Arturo Escarda
Moscou, 26 nov (EFE).- A menos de quatro meses para as eleições na Rússia, ninguém duvida que Vladimir Putin seguirá por outros seis anos no Kremlin, ao contrário do primeiro-ministro Dmitri Medvedev, um político que pode ser substituído por um de seus piores inimigos, o ex-ministro de Finanças Alexei Kudrin.
Considerado um dos políticos mais liberais no entorno de Putin, Kudrin se ofereceu neste fim de semana a presidir o Governo depois das eleições presidenciais do próximo mês de março.
"Não corresponde a mim a decisão (...) mas estou disposto a tudo para que o próximo Governo tenha mais sucesso do que o anterior", disse ao ser questionado sobre os rumores que o colocam à frente do Executivo depois das eleições, em entrevista transmitida neste fim de semana pelo canal de televisão estatal "Rossia".
Kudrin dirigiu durante 12 anos as finanças russas, desde a chegada de Putin ao poder em 2000 e até o final de 2011, e embora tenha saído do Governo pouco antes da volta do atual presidente ao Kremlin, nunca deixou de ser elogiado por este como um dos melhores especialistas financeiros da Rússia.
O ex-ministro deixou o Governo por diferenças com o presidente Dmitri Medvedev, e desde então sempre se manteve firme na sua determinação de não voltar ao poder enquanto o atual primeiro-ministro seguisse à frente do Executivo.
Agora que faltam meses para as eleições presidenciais - às quais Putin concorrerá com toda segurança para ser reeleito -, a popularidade de Medvedev está baixa e praticamente ninguém dá nada pela sua continuidade na política.
O atual mandato de Putin esteve marcado pela volta ao autoritarismo e as tensões com Ocidente, sobretudo após a anexação da Crimeia, mas também pela estagnação da economia e a notável queda da qualidade de vida dos cidadãos.

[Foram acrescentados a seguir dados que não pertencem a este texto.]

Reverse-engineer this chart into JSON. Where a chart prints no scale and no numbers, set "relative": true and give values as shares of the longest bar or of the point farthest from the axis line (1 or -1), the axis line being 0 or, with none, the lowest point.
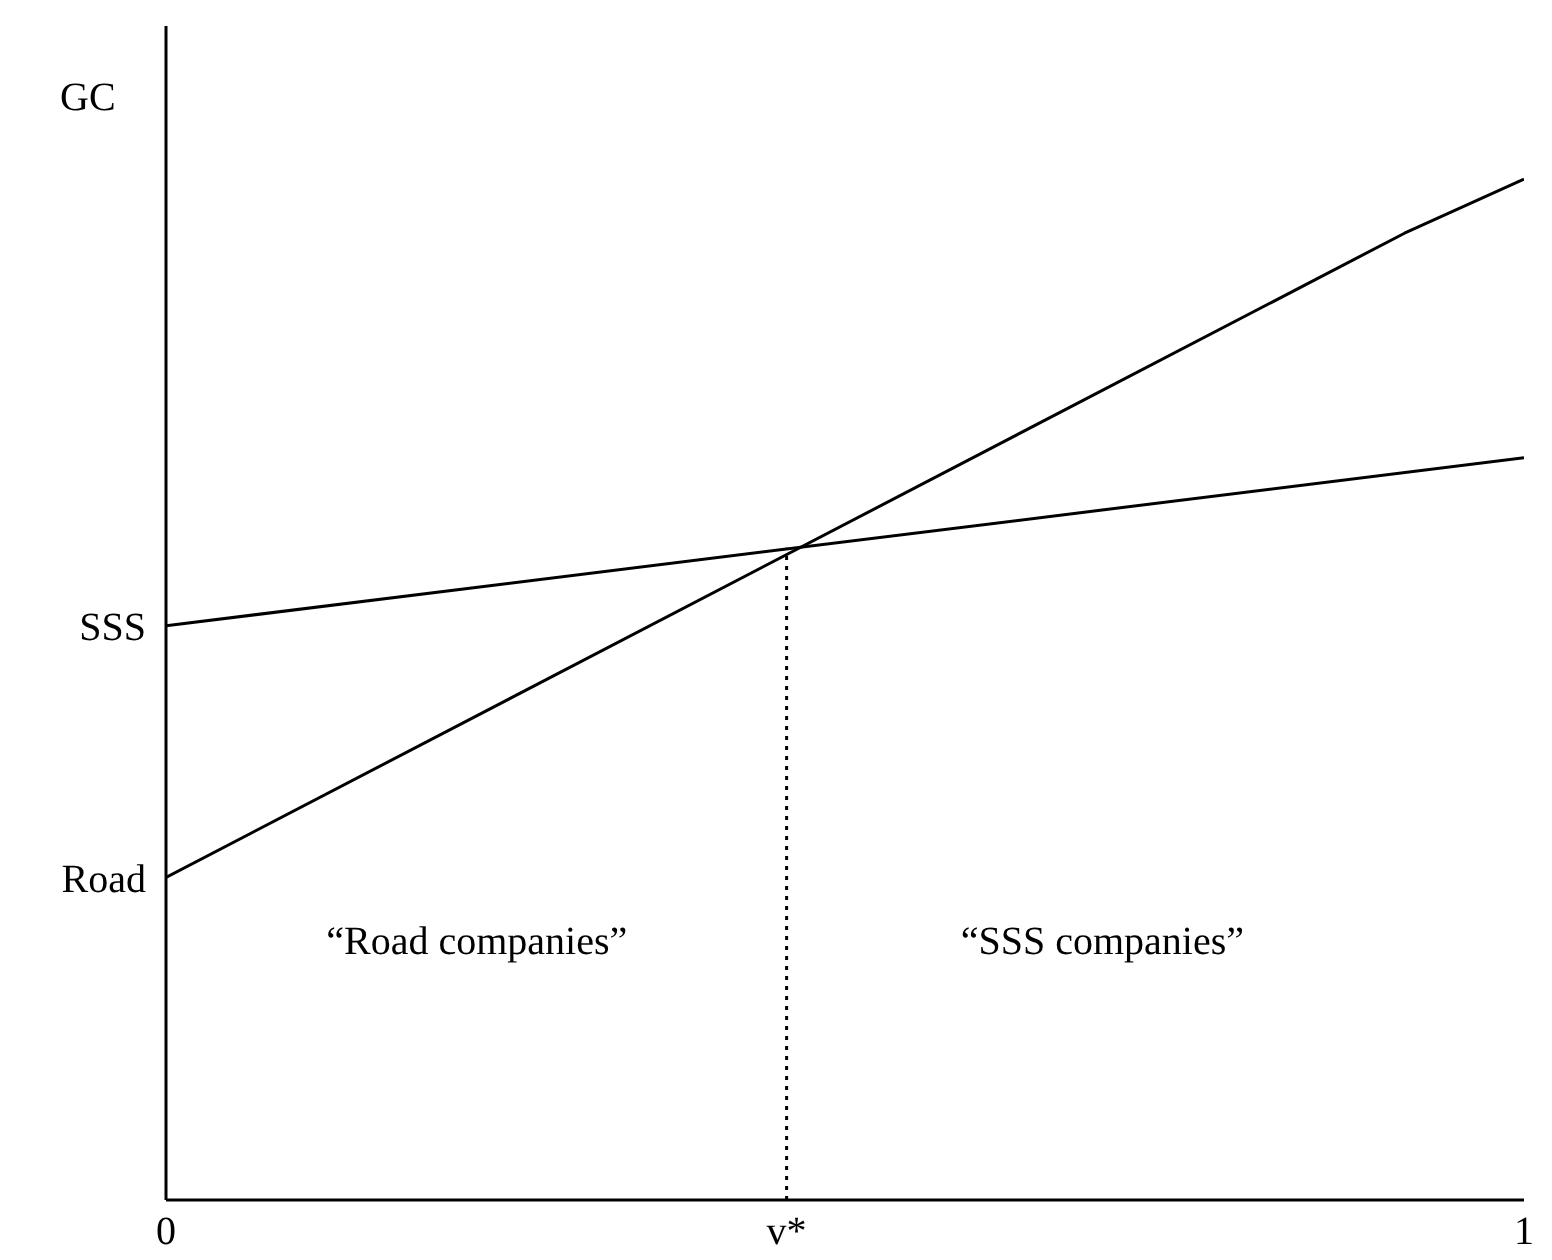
{
  "chart_data": {
    "type": "line",
    "relative": true,
    "ylabel": "GC",
    "xlim": [
      0,
      1
    ],
    "xticks": [
      0,
      {
        "value": 0.457,
        "label": "v*"
      },
      1
    ],
    "grid": false,
    "legend": false,
    "marker": "none",
    "series": [
      {
        "color": "#000000",
        "x": [
          0,
          0.912,
          1
        ],
        "values": [
          0.316,
          0.947,
          1
        ]
      },
      {
        "color": "#000000",
        "x": [
          0,
          1
        ],
        "values": [
          0.5625,
          0.727
        ]
      },
      {
        "color": "#000000",
        "x": [
          0.457,
          0.457
        ],
        "values": [
          0,
          0.639
        ],
        "line_style": "dotted"
      }
    ],
    "annotations": [
      {
        "text": "SSS",
        "x": 0,
        "y": 0.5625
      },
      {
        "text": "Road",
        "x": 0,
        "y": 0.316
      },
      "“Road companies”",
      "“SSS companies”"
    ]
  }
}
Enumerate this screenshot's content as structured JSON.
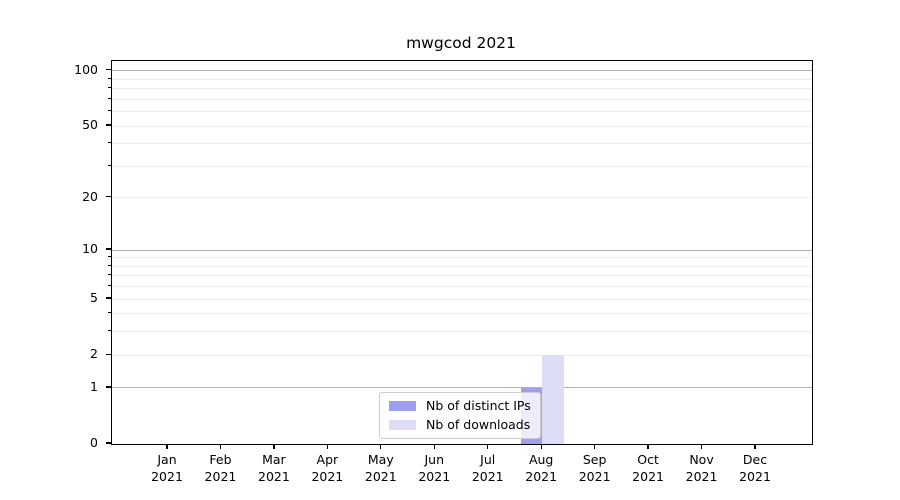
{
  "chart_data": {
    "type": "bar",
    "title": "mwgcod 2021",
    "xlabel": "",
    "ylabel": "",
    "categories": [
      {
        "month": "Jan",
        "year": "2021"
      },
      {
        "month": "Feb",
        "year": "2021"
      },
      {
        "month": "Mar",
        "year": "2021"
      },
      {
        "month": "Apr",
        "year": "2021"
      },
      {
        "month": "May",
        "year": "2021"
      },
      {
        "month": "Jun",
        "year": "2021"
      },
      {
        "month": "Jul",
        "year": "2021"
      },
      {
        "month": "Aug",
        "year": "2021"
      },
      {
        "month": "Sep",
        "year": "2021"
      },
      {
        "month": "Oct",
        "year": "2021"
      },
      {
        "month": "Nov",
        "year": "2021"
      },
      {
        "month": "Dec",
        "year": "2021"
      }
    ],
    "series": [
      {
        "name": "Nb of distinct IPs",
        "color": "#9f9ff0",
        "values": [
          0,
          0,
          0,
          0,
          0,
          0,
          0,
          1,
          0,
          0,
          0,
          0
        ]
      },
      {
        "name": "Nb of downloads",
        "color": "#ddddf8",
        "values": [
          0,
          0,
          0,
          0,
          0,
          0,
          0,
          2,
          0,
          0,
          0,
          0
        ]
      }
    ],
    "yscale": "log1p",
    "ylim": [
      0,
      113
    ],
    "y_tick_labels": [
      0,
      1,
      2,
      5,
      10,
      20,
      50,
      100
    ],
    "y_major_gridlines": [
      1,
      10,
      100
    ],
    "y_minor_gridlines": [
      2,
      3,
      4,
      5,
      6,
      7,
      8,
      9,
      20,
      30,
      40,
      50,
      60,
      70,
      80,
      90
    ],
    "grid": true,
    "legend_position": "lower center",
    "bar_layout": "grouped"
  },
  "colors": {
    "major_grid": "#b1b1b1",
    "minor_grid": "#ececec",
    "spine": "#000000",
    "text": "#000000",
    "legend_border": "#cccccc",
    "legend_bg": "rgba(255,255,255,0.8)",
    "background": "#ffffff"
  }
}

Talvez Kudrin - um liberal que deu ao presidente russo seus melhores resultados no âmbito econômico, que rejeita o isolamento internacional e os políticos exteriores agressivos, e que aposta por reformar a economia e o sistema de Governo - seja a carta na manga para dar um inesperado giro em toda a política de Putin.
O ex-ministro de Finanças, à frente do "think tank" Comitê de Iniciativas Civis, está há vários anos trabalhando por incumbência do líder russo em uma estratégia de desenvolvimento para o país, e as reuniões entre ambos são regulares.
Kudrin é partidário de uma dolorosa reforma econômica estrutural capaz de relançar o crescimento anual até números muito acima dos 2% com o qual o país deve terminar este ano no melhor dos casos.
Ao contrário de muitos no Governo de Medvedev, sua política liberal aposta, entre outras medidas, por aumentar a idade de aposentadoria até os padrões europeus (na Rússia os homens se aposentam aos 60 anos e as mulheres, aos 55); liberalizar os mercados, aflorar a economia submersa mediante uma reforma tributária e afrouxar o controle do Estado sobre as empresas.
Mas, além disso, - e este é um dos pontos que mais lhe afastam de Putin - defende uma drástica redução das despesas em Defesa para dirigir esse dinheiro à educação, saúde, políticas sociais e investimentos em infraestruturas.
Putin escuta Kudrin, inclusive ordena ao Governo de Medvedev que estude a viabilidade de suas propostas, mas até agora fez muito pouco.
Em abril de 2013 ofereceu que Kudrin voltasse ao Governo, e fez isso em público, durante a tradicional linha direta com os cidadãos transmitida por todas as televisões estatais do país.
Mas então, diante de milhões de telespectadores, Kudrin respondeu ao chefe do Kremlin que não voltaria a um Executivo de "medidas e reformas médias" que dirige por inércia "ao invés de fazer políticas reais".
Eram tempos de crise econômica na Europa e relativa abundância na Rússia; Crimeia seguia sendo ucraniana e Putin, inclusive criticado por reprimir os protestos antigovernamentais nas ruas de Moscou, era ainda um líder respeitado no mundo.